# trigonometry with triangle

• May 19th 2008, 10:35 AM
NIKITA
trigonometry with triangle
The pt T is the top of a vertical lighthouse.Boats are moored at pts A,B andC.The foot O of the lighthouse A,B and C are all at sea level.The boat A is 85m from the ptO and the angle of elevation of T from A is 24degress .The boats A and B are due east of lighthouse and the distance AB is 40m.The boat atC is due south of the boat at A and the angle of elevation of T from C is 18 degrees.
Caculate
1)The distance OT in m to the nearest m,
2)Thje distance OB
3)The angle of elevation of the pt T from the boat at Bin degrees to the nearest degree.
Calculate also in m to the nearest metre
4)the distance CT
5)The distance OC
6)The distance AC
7)Calculate the bearing of the boat at B from the boat at C in degrees to the nearest degree.
• May 19th 2008, 12:45 PM
Soroban
Hello, NIKITA!

Did you make some sketches?

Quote:

The point $T$ is the top of a vertical lighthouse.
Boats are moored at points $A, B\text{ and }C.$
The foot $O$ of the lighthouse, and $A,B,C$ are all at sea level.

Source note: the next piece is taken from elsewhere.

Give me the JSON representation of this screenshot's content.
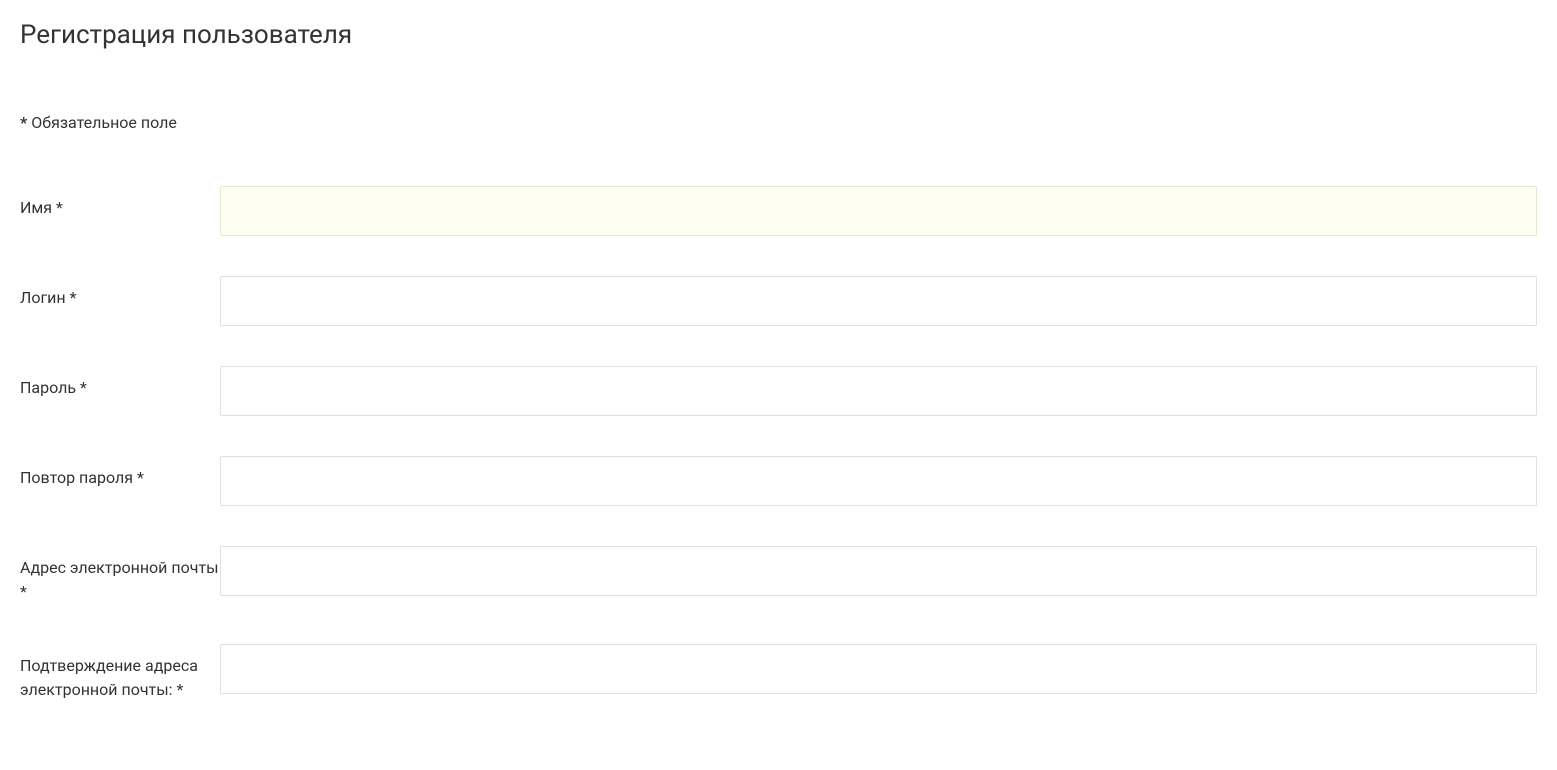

Boat $A$ is 85m from $O$; the angle of elevation of $T$ from $A$ is 24°.
Boats $A\text{ and }B$ are due east of lighthouse and distance $AB$ is 40m.
Boat $C$ is due south of boat $A$; the angle of elevation of $T$ from $C$ is 18°.

Caculate:

1) The distance $OT$ to the nearest meter.

Code:

T *
| * *
|  *  *
|    *    *
|      *      *
|    24° *        *
* - - - - - * - - - - - *
O    85    A    40    B

In right triangle $TOA\!:\;\;\tan24^o \:=\:\frac{OT}{85} \quad\Rightarrow\quad OT \:=\:85\tan24^o$

Therefore: . $OT \:=\:37.844... \:\approx\: \boxed{38\text{ m}}$

Quote:

2) The distance $OB$
$OB \;=\;OA + AB \;=\;85 + 40 \;=\;\boxed{125\text{ m}}$

Quote:

3) The angle of elevation of $T$ from $B$ to the nearest degree.
In $\Delta TOB\!:\;\;\tan B \:=\:\frac{38}{125} \:=\:0.304$

Therefore: . $B \:=\:\tan^{-1}(0.304) \:=\:16.909... \:\approx\:\boxed{17^o}$

Quote:

4) The distance $CT$
Code:

T *
|  *
|      *
38 |          *
|              *
|              18° *
* - - - - - - - - - - - *
O                      C

In $\Delta TOC\!:\;\;\sin18^o \:=\:\frac{38}{CT}\quad\Rightarrow\quad CT \:=\:\frac{38}{\sin18^o}$

Therefore: . $CT \:=\:122.970... \:\approx\:\boxed{123}\text{ m}$

Quote:

5) The distance $OC$

In $\Delta TOC\!:\;\;\tan18^o \:=\:\frac{38}{OC} \quad\Rightarrow\quad OC \:=\:\frac{38}{\tan18^o}$

Therefore: . $OC \:=\:116.951... \:\approx\:\boxed{117\text{ m}}$

Quote:

6) The distance $AC$
Looking straight down at the ground, we have:
Code:

85
O * - - - - - - - - * A
*              |
*          |
117 *        |
*    |
*  |
* C

From Pythagorus: . $AC^2 + 85^2 \:=\:117^2$

Therefore: . $AC \:=\:\sqrt{117^2-85^2} \:=\:80.399... \:\approx\:\boxed{80\text{ m}}$

Quote:

7) Calculate the bearing of $B$ from $C$, nearest degree.
Again, looking straight down at the ground . . .
Code:

40
A * - - - - - - - - * B
|              *
|          *
80 |        *
| θ  *
|  *
*
C

We have: . $\tan\theta \:=\:\frac{40}{80}\quad\Rightarrow\quad \theta \:=\:\tan^{-1}(0.5)$

Therefore: . $\theta \:=\:26.565... \:\approx\:\boxed{27^o}$